Whether spouting sexual jokes or weaving nostalgic stories of his difficult past, Robinson buys — and hence owns — the audience’s attention from start to finish of the two hour-plus play.

His unexpected eruptions of frenzied wrath, with bulging neck veins and steely eyes, drive the show.

But Robinson finds his biggest power in a tender scene on a darkened stage. While cradling his newborn daughter, Robinson sings the blues.

Countering the precarious Troy is his wife Rose, played by Kathryn Hunter-Williams. Hunter-Williams is an equalizer — without the actress, a surplus of emotional male tirades would overwhelm.

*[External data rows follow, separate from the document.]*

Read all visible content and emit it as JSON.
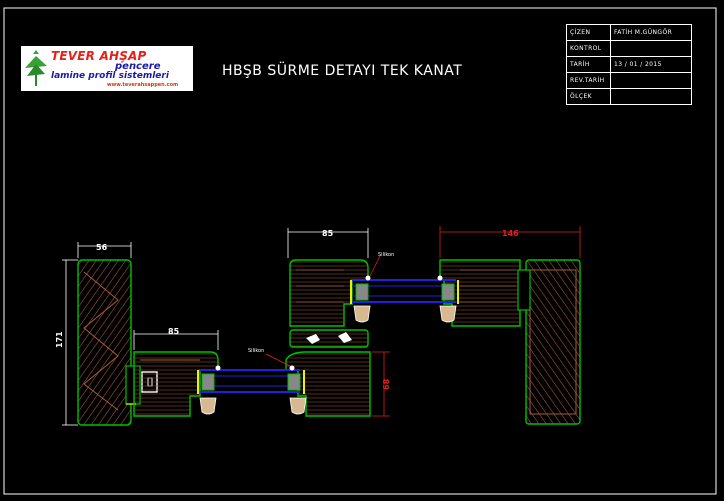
{
  "title": "HBŞB SÜRME DETAYI TEK KANAT",
  "logo": {
    "brand": "TEVER AHŞAP",
    "line1": "pencere",
    "line2": "lamine profil sistemleri",
    "url": "www.teverahsappen.com"
  },
  "title_block": {
    "rows": [
      {
        "label": "ÇİZEN",
        "value": "FATİH M.GÜNGÖR"
      },
      {
        "label": "KONTROL",
        "value": ""
      },
      {
        "label": "TARİH",
        "value": "13 / 01 / 2015"
      },
      {
        "label": "REV.TARİH",
        "value": ""
      },
      {
        "label": "ÖLÇEK",
        "value": ""
      }
    ]
  },
  "dimensions": {
    "left_width": "56",
    "left_height": "171",
    "lower_sash_width": "85",
    "upper_sash_width": "85",
    "right_width": "146",
    "sash_height": "68"
  },
  "notes": {
    "silikon_upper": "Silikon",
    "silikon_lower": "Silikon"
  },
  "colors": {
    "background": "#000000",
    "outline": "#00c000",
    "wood_hatch": "#b06040",
    "glass_line": "#2020e0",
    "gasket": "#9a9a9a",
    "red_dimension": "#e02020",
    "yellow_strip": "#f0f000"
  }
}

But when the steadfast wife of 18 years learns of her husband’s affair, her deadpan defense allows the performer to dive into soulful, groaning retorts, receiving shouts of encouragement from women in the opening night’s audience.

Robinson’s Troy also strains his relationship with his athletically talented son, Cory, played by Yaegel Welch.

Troy, whose baseball career was halted by bigotry in the professional leagues, views sports as a dead-end career prospect for his son.

Though Welch may exaggerate Cory’s youth, “Fence’s” father-son battles are ruthless and well-fought.

When the second act flashes forward some seven years, Troy’s youngest daughter Raynell, played by Tania Smith, is well-timed, heart-warming and nicely accentuated by the young lady’s cadence. Smith’s haughty attitude blends superbly with the rest of the family.

All is played against scenic designer Jan Chambers’ gritty set of a city back stoop, whose brick-walls fade into a patch of dim sky.

The lighting is subtle and effective, often spotlighting characters’ varying arguments and wholly dimming or alighting with the many general mood swings.

The whole cast grabs Wilson’s language with mastery. The mid-century black vernacular pours out of their mouths like the smooth, bouncing jazz music from the Paul Green Theatre sound system during scene changes.

Doubling as Cory’s coming-of-age story and the progression of his father’s degradation and final demise, the play is strong in its darkness.

When Cory, with stunned face, stumbles out of his childhood home and Troy vocally taunts an unseen devil, raw and realistic feelings of anguish are devastatingly up front.

PlayMakers has staged an aggressive and poignant spectacle that is not to be missed.